Prefetching through indirect accesses

Consider:

import loopy as lp
knl = lp.make_kernel("{[i, j, k]: 0 <= i,k < 10 and 0<=j<2}",
"""
for i, j, k
    a[map1[indirect[i], j], k] = 2
end
""",
[lp.GlobalArg("a", strides=(2, 1), dtype=int),
 lp.GlobalArg("map1", shape=(10,10), dtype=int),
 lp.GlobalArg("indirect", shape=(10, ), dtype=int)], target=lp.CTarget())

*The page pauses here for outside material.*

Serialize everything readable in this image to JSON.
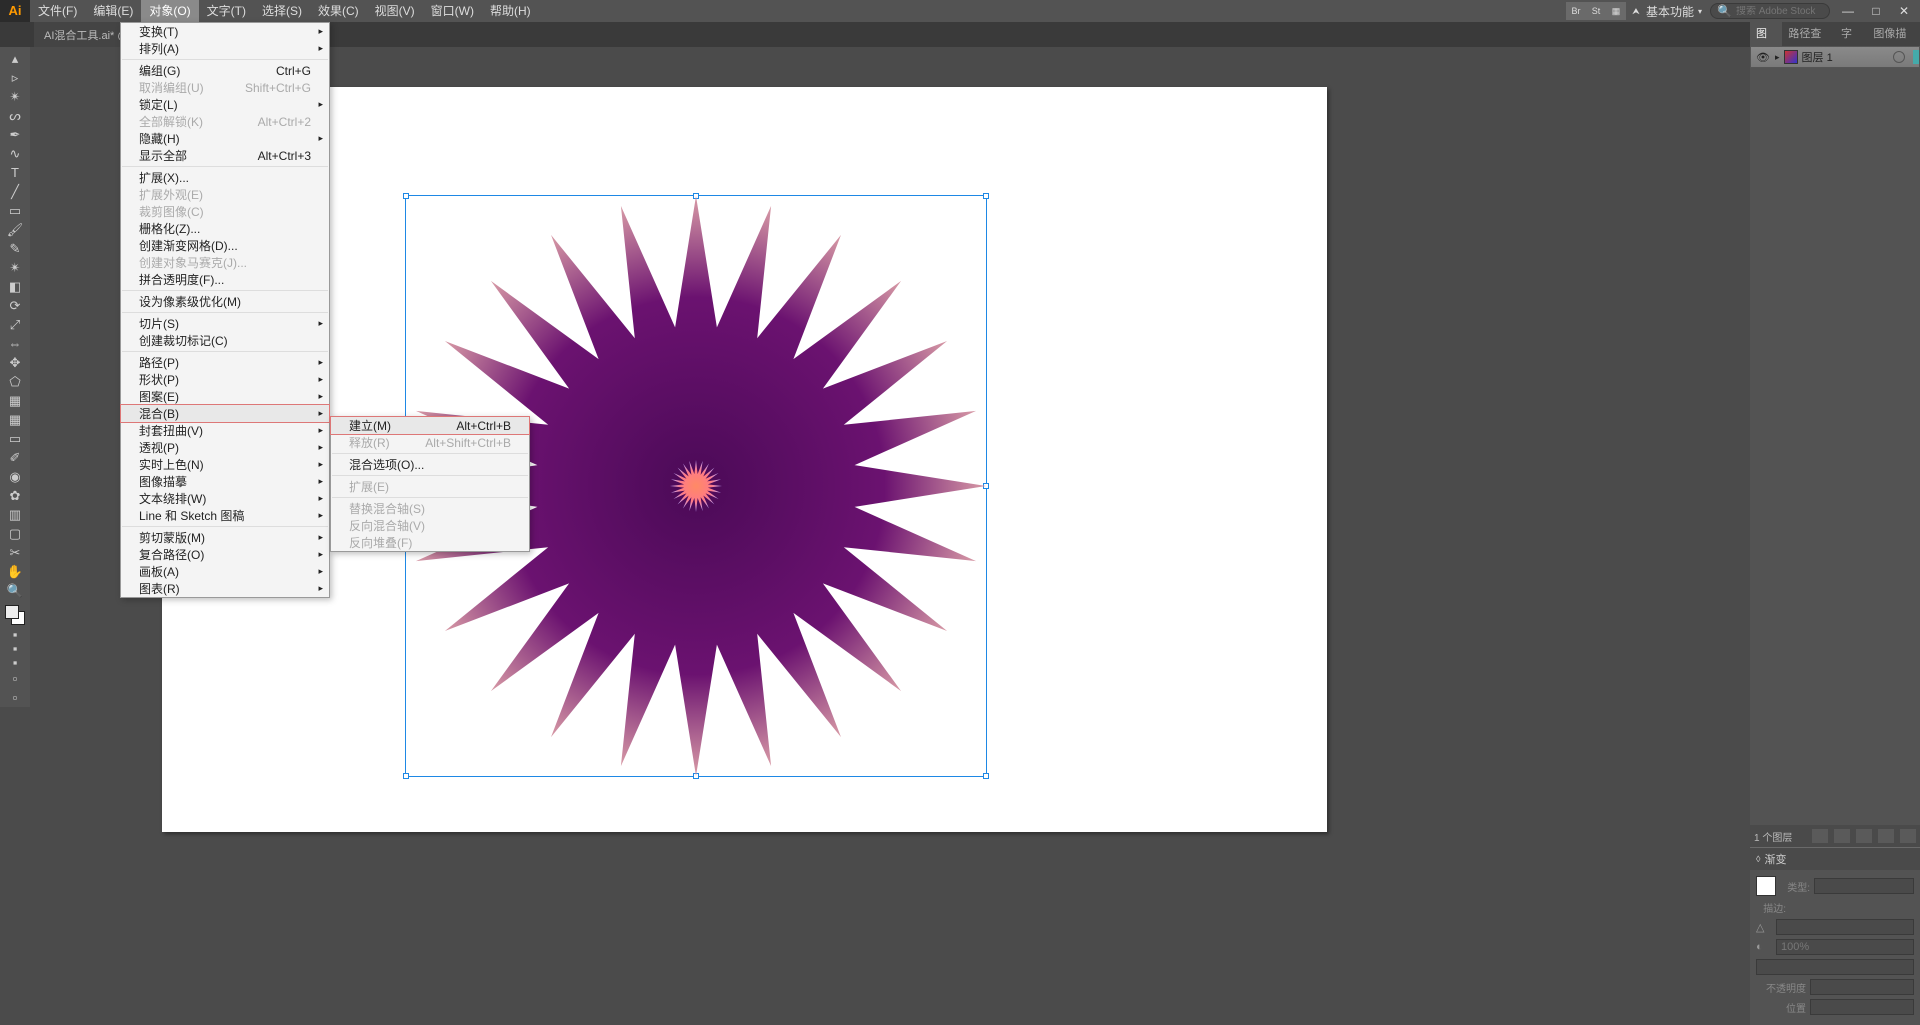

knl = lp.prioritize_loops(knl, "i,j,k")

Now I'd like to prefetch indirect into the i loop (this one probably the compiler would do for me anyway I guess):

knl = lp.add_prefetch(knl, "indirect[i]")

Which gives code like:

void loopy_kernel(long *__restrict__ a, long const *__restrict__ map1, long const *__restrict__ indirect)
{
  long indirect_fetch;

  for (int i = 0; i <= 9; ++i)
  {
    indirect_fetch = indirect[i];
    for (int j = 0; j <= 1; ++j)
      for (int k = 0; k <= 9; ++k)
        a[2 * map1[10 * indirect_fetch + j] + k] = 2;
  }
}

Which is fine. But now I'd like to prefetch map1 out of the k loop:

So that I get:

void loopy_kernel(long *__restrict__ a, long const *__restrict__ map1, long const *__restrict__ indirect)
{
  long indirect_fetch;
  long map1_fetch;
  for (int i = 0; i <= 9; ++i)
  {
    indirect_fetch = indirect[i];
    for (int j = 0; j <= 1; ++j)
      map1_fetch = map1[10 * indirect_fetch + j];
      for (int k = 0; k <= 9; ++k)
        a[2 * map1_fetch + k] = 2;
  }
}

This one doesn't work:

knl = lp.add_prefetch(knl, "map1[:, j]")
data/lmitche1/src/firedrake/src/loopy/loopy/kernel/__init__.py in get_leaf_domain_indices(self, inames)
    584 
    585         for iname in inames:
--> 586             home_domain_index = hdm[iname]
    587             if home_domain_index in domain_indices:
    588                 # nothin' new

KeyError: 'indirect_fetch'
> /data/lmitche1/src/firedrake/src/loopy/loopy/kernel/__init__.py(586)get_leaf_domain_indices()
    584 
    585         for iname in inames:
--> 586             home_domain_index = hdm[iname]
    587             if home_domain_index in domain_indices:
    588                 # nothin' new

I guess the problem is that these indirect accesses don't define inames, so it's a little tricky to figure things out?